Former England Test captain Ted Dexter dies at the age of 86, surrounded by his family after a ‘recent illness’… with the MCC paying tribute to their ‘remarkable’ former president
Former England Test cricket captain Ted Dexter has died at the age of 86 following a recent illness.
The former all-rounder – who captained his country in 30 of his 62 Test matches – passed away peacefully in the Compton Hospice in Wolverhampton at midday on Wednesday surrounded by his family.
The MCC paid tribute to their former president, describing him as ‘remarkable’ and as someone who played the game with ‘adventure and fun’.
Former England Test cricket captain Ted Dexter died at the age of 86 on Wednesday afternoon
‘The MCC is deeply saddened to announce the death of the club’s much-loved former president, Edward Dexter CBE,’ a statement read.
‘After a recent illness he passed away peacefully in the Compton Hospice in Wolverhampton at midday yesterday, surrounded by his family.
‘Ted was a cherished husband, father and grandfather and one of England’s greatest ever cricketers.
‘He was captain in 30 of his 62 Test matches and played the game with the same sense of adventure and fun that captures much of the story of his remarkable life.
Dexter captained England in 30 of his 62 Tests and also played for Sussex in the county game
‘His off-field contribution to the game was substantial too, most notably his work, with Colin Cowdrey, on the Spirit of Cricket.
‘Through his own PR agency, he became a pioneer in cricket’s digital technology revolution and was inducted into the ICC Cricket Hall of Fame earlier this summer.
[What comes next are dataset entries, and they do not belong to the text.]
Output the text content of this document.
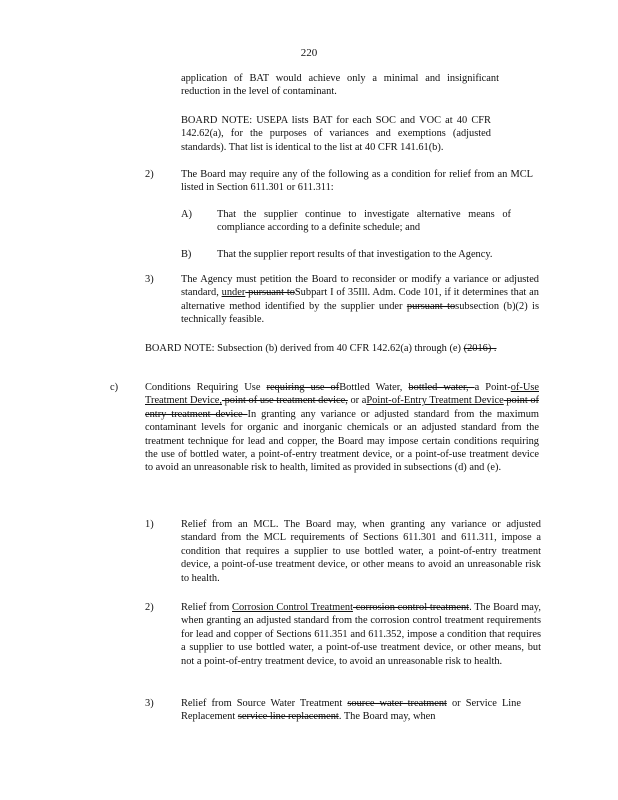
220

application of BAT would achieve only a minimal and insignificant reduction in the level of contaminant.

BOARD NOTE: USEPA lists BAT for each SOC and VOC at 40 CFR 142.62(a), for the purposes of variances and exemptions (adjusted standards). That list is identical to the list at 40 CFR 141.61(b).

2)	The Board may require any of the following as a condition for relief from an MCL listed in Section 611.301 or 611.311:

A) That the supplier continue to investigate alternative means of compliance according to a definite schedule; and

B) That the supplier report results of that investigation to the Agency.

3)	The Agency must petition the Board to reconsider or modify a variance or adjusted standard, under pursuant toSubpart I of 35Ill. Adm. Code 101, if it determines that an alternative method identified by the supplier under pursuant tosubsection (b)(2) is technically feasible.

BOARD NOTE: Subsection (b) derived from 40 CFR 142.62(a) through (e) (2016) .

c)	Conditions Requiring Use requiring use ofBottled Water, bottled water, a Point-of-Use Treatment Device, point of use treatment device, or aPoint-of-Entry Treatment Device point of entry treatment device In granting any variance or adjusted standard from the maximum contaminant levels for organic and inorganic chemicals or an adjusted standard from the treatment technique for lead and copper, the Board may impose certain conditions requiring the use of bottled water, a point-of-entry treatment device, or a point-of-use treatment device to avoid an unreasonable risk to health, limited as provided in subsections (d) and (e).

1)	Relief from an MCL. The Board may, when granting any variance or adjusted standard from the MCL requirements of Sections 611.301 and 611.311, impose a condition that requires a supplier to use bottled water, a point-of-entry treatment device, a point-of-use treatment device, or other means to avoid an unreasonable risk to health.

2)	Relief from Corrosion Control Treatment corrosion control treatment. The Board may, when granting an adjusted standard from the corrosion control treatment requirements for lead and copper of Sections 611.351 and 611.352, impose a condition that requires a supplier to use bottled water, a point-of-use treatment device, or other means, but not a point-of-entry treatment device, to avoid an unreasonable risk to health.

3)	Relief from Source Water Treatment source water treatment or Service Line Replacement service line replacement. The Board may, when
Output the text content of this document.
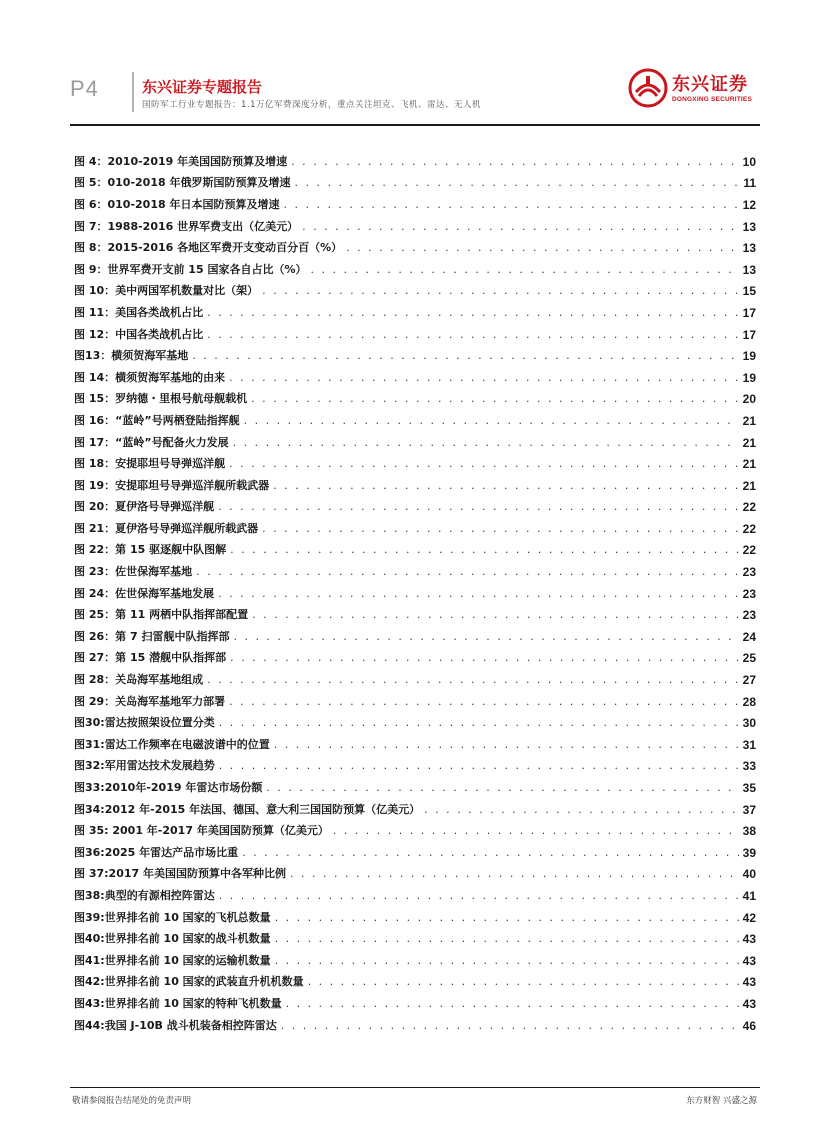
P4	东兴证券专题报告
国防军工行业专题报告：1.1万亿军费深度分析，重点关注坦克、飞机、雷达、无人机
东兴证券
DONGXING SECURITIES
图 4：2010-2019 年美国国防预算及增速 . . .	10
图 5：010-2018 年俄罗斯国防预算及增速 . . .	11
图 6：010-2018 年日本国防预算及增速 . . .	12
图 7：1988-2016 世界军费支出（亿美元） . . .	13
图 8：2015-2016 各地区军费开支变动百分百（%） . . .	13
图 9：世界军费开支前 15 国家各自占比（%） . . .	13
图 10：美中两国军机数量对比（架） . . .	15
图 11：美国各类战机占比 . . .	17
图 12：中国各类战机占比 . . .	17
图13：横须贺海军基地 . . .	19
图 14：横须贺海军基地的由来 . . .	19
图 15：罗纳德・里根号航母舰载机 . . .	20
图 16：“蓝岭”号两栖登陆指挥舰 . . .	21
图 17：“蓝岭”号配备火力发展 . . .	21
图 18：安提耶坦号导弹巡洋舰 . . .	21
图 19：安提耶坦号导弹巡洋舰所载武器 . . .	21
图 20：夏伊洛号导弹巡洋舰 . . .	22
图 21：夏伊洛号导弹巡洋舰所载武器 . . .	22
图 22：第 15 驱逐舰中队图解 . . .	22
图 23：佐世保海军基地 . . .	23
图 24：佐世保海军基地发展 . . .	23
图 25：第 11 两栖中队指挥部配置 . . .	23
图 26：第 7 扫雷舰中队指挥部 . . .	24
图 27：第 15 潜舰中队指挥部 . . .	25
图 28：关岛海军基地组成 . . .	27
图 29：关岛海军基地军力部署 . . .	28
图30:雷达按照架设位置分类 . . .	30
图31:雷达工作频率在电磁波谱中的位置 . . .	31
图32:军用雷达技术发展趋势 . . .	33
图33:2010年-2019 年雷达市场份额 . . .	35
图34:2012 年-2015 年法国、德国、意大利三国国防预算（亿美元） . . .	37
图 35: 2001 年-2017 年美国国防预算（亿美元） . . .	38
图36:2025 年雷达产品市场比重 . . .	39
图 37:2017 年美国国防预算中各军种比例 . . .	40
图38:典型的有源相控阵雷达 . . .	41
图39:世界排名前 10 国家的飞机总数量 . . .	42
图40:世界排名前 10 国家的战斗机数量 . . .	43
图41:世界排名前 10 国家的运输机数量 . . .	43
图42:世界排名前 10 国家的武装直升机机数量 . . .	43
图43:世界排名前 10 国家的特种飞机数量 . . .	43
图44:我国 J-10B 战斗机装备相控阵雷达 . . .	46
敬请参阅报告结尾处的免责声明	东方财智 兴盛之源
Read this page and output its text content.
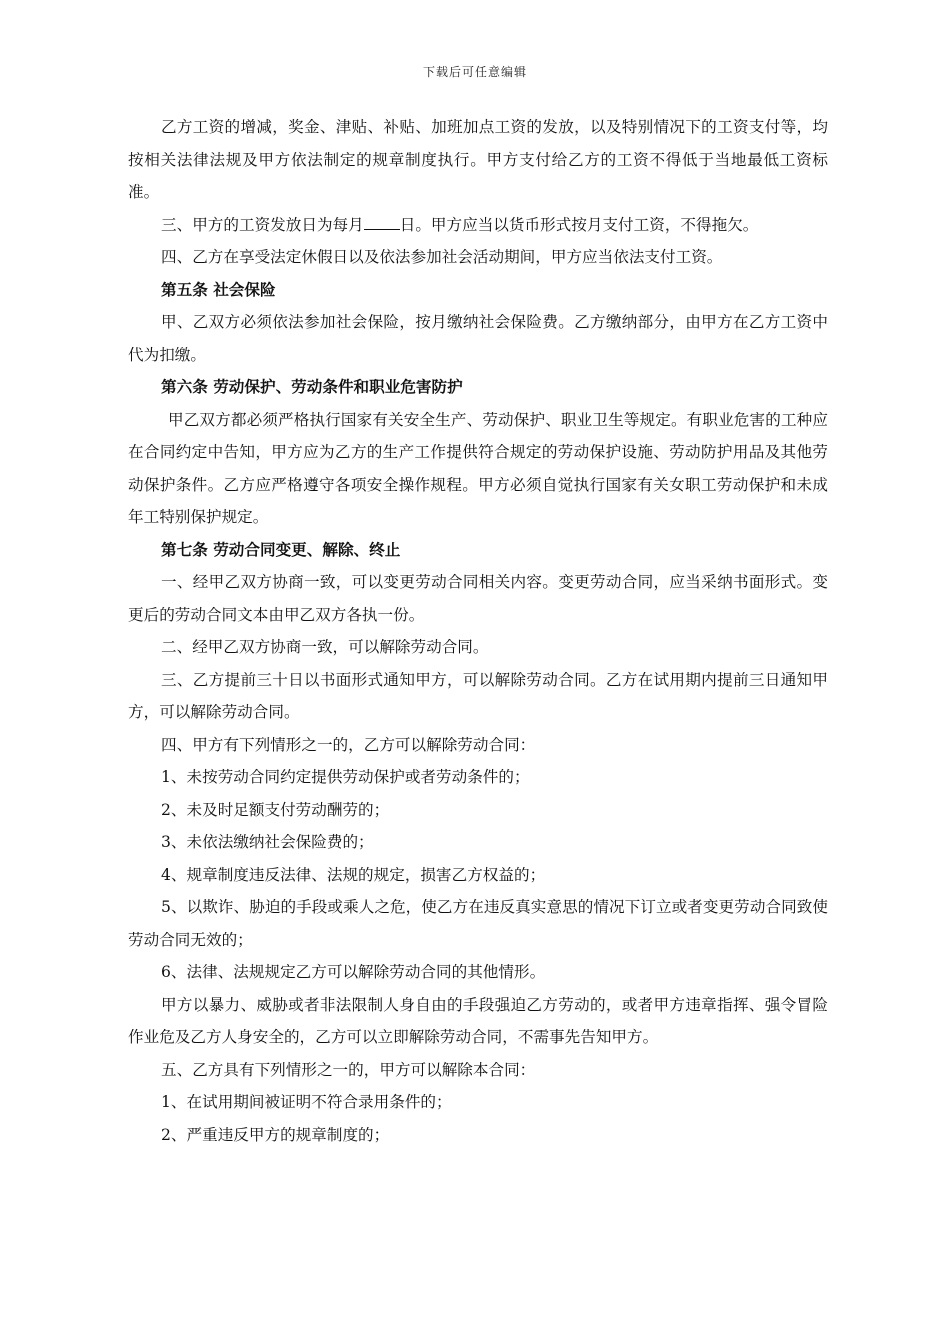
下载后可任意编辑

乙方工资的增减，奖金、津贴、补贴、加班加点工资的发放，以及特别情况下的工资支付等，均按相关法律法规及甲方依法制定的规章制度执行。甲方支付给乙方的工资不得低于当地最低工资标准。

三、甲方的工资发放日为每月 日。甲方应当以货币形式按月支付工资，不得拖欠。

四、乙方在享受法定休假日以及依法参加社会活动期间，甲方应当依法支付工资。

第五条 社会保险

甲、乙双方必须依法参加社会保险，按月缴纳社会保险费。乙方缴纳部分，由甲方在乙方工资中代为扣缴。

第六条 劳动保护、劳动条件和职业危害防护

甲乙双方都必须严格执行国家有关安全生产、劳动保护、职业卫生等规定。有职业危害的工种应在合同约定中告知，甲方应为乙方的生产工作提供符合规定的劳动保护设施、劳动防护用品及其他劳动保护条件。乙方应严格遵守各项安全操作规程。甲方必须自觉执行国家有关女职工劳动保护和未成年工特别保护规定。

第七条 劳动合同变更、解除、终止

一、经甲乙双方协商一致，可以变更劳动合同相关内容。变更劳动合同，应当采纳书面形式。变更后的劳动合同文本由甲乙双方各执一份。

二、经甲乙双方协商一致，可以解除劳动合同。

三、乙方提前三十日以书面形式通知甲方，可以解除劳动合同。乙方在试用期内提前三日通知甲方，可以解除劳动合同。

四、甲方有下列情形之一的，乙方可以解除劳动合同：

1、未按劳动合同约定提供劳动保护或者劳动条件的；

2、未及时足额支付劳动酬劳的；

3、未依法缴纳社会保险费的；

4、规章制度违反法律、法规的规定，损害乙方权益的；

5、以欺诈、胁迫的手段或乘人之危，使乙方在违反真实意思的情况下订立或者变更劳动合同致使劳动合同无效的；

6、法律、法规规定乙方可以解除劳动合同的其他情形。

甲方以暴力、威胁或者非法限制人身自由的手段强迫乙方劳动的，或者甲方违章指挥、强令冒险作业危及乙方人身安全的，乙方可以立即解除劳动合同，不需事先告知甲方。

五、乙方具有下列情形之一的，甲方可以解除本合同：

1、在试用期间被证明不符合录用条件的；

2、严重违反甲方的规章制度的；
‘We kindly request that the privacy of Susan, his wife, and Genevieve and Tom, his daughter and son, is respected at this difficult time.’
Dexter scored 4,502 runs as a strong middle-order batsman for England and also combined that with excellent medium-pace bowling, claiming 66 wickets for his country at an average of 34.93.
Known as ‘Lord Ted’, Dexter was also famed for his bravery on the field for England and with county side Sussex.
He made his Test debut against New Zealand in 1958, and went on to captain both both England between 1961 and 1964 and Sussex, also during the early 1960s.
The final Test match of a career – which saw him hit nine centuries and average 47.89 – came a decade after his debut in an Ashes match against Australia in 1968.
He then went on to chair England’s panel of selectors once he had retired from playing, before becoming MCC president in 2002.
Former England skipper Michael Vaughan paid tribute to Dexter, tweeting: ‘Such sad news .. Ted Dexter was someone who always went out of his way to offer so much great advice to me & many others.
‘Seeing him arrive for lunch on his motorbike & then sit & listen to him discuss all cricketing issues was always a joy .. #RIPTed.’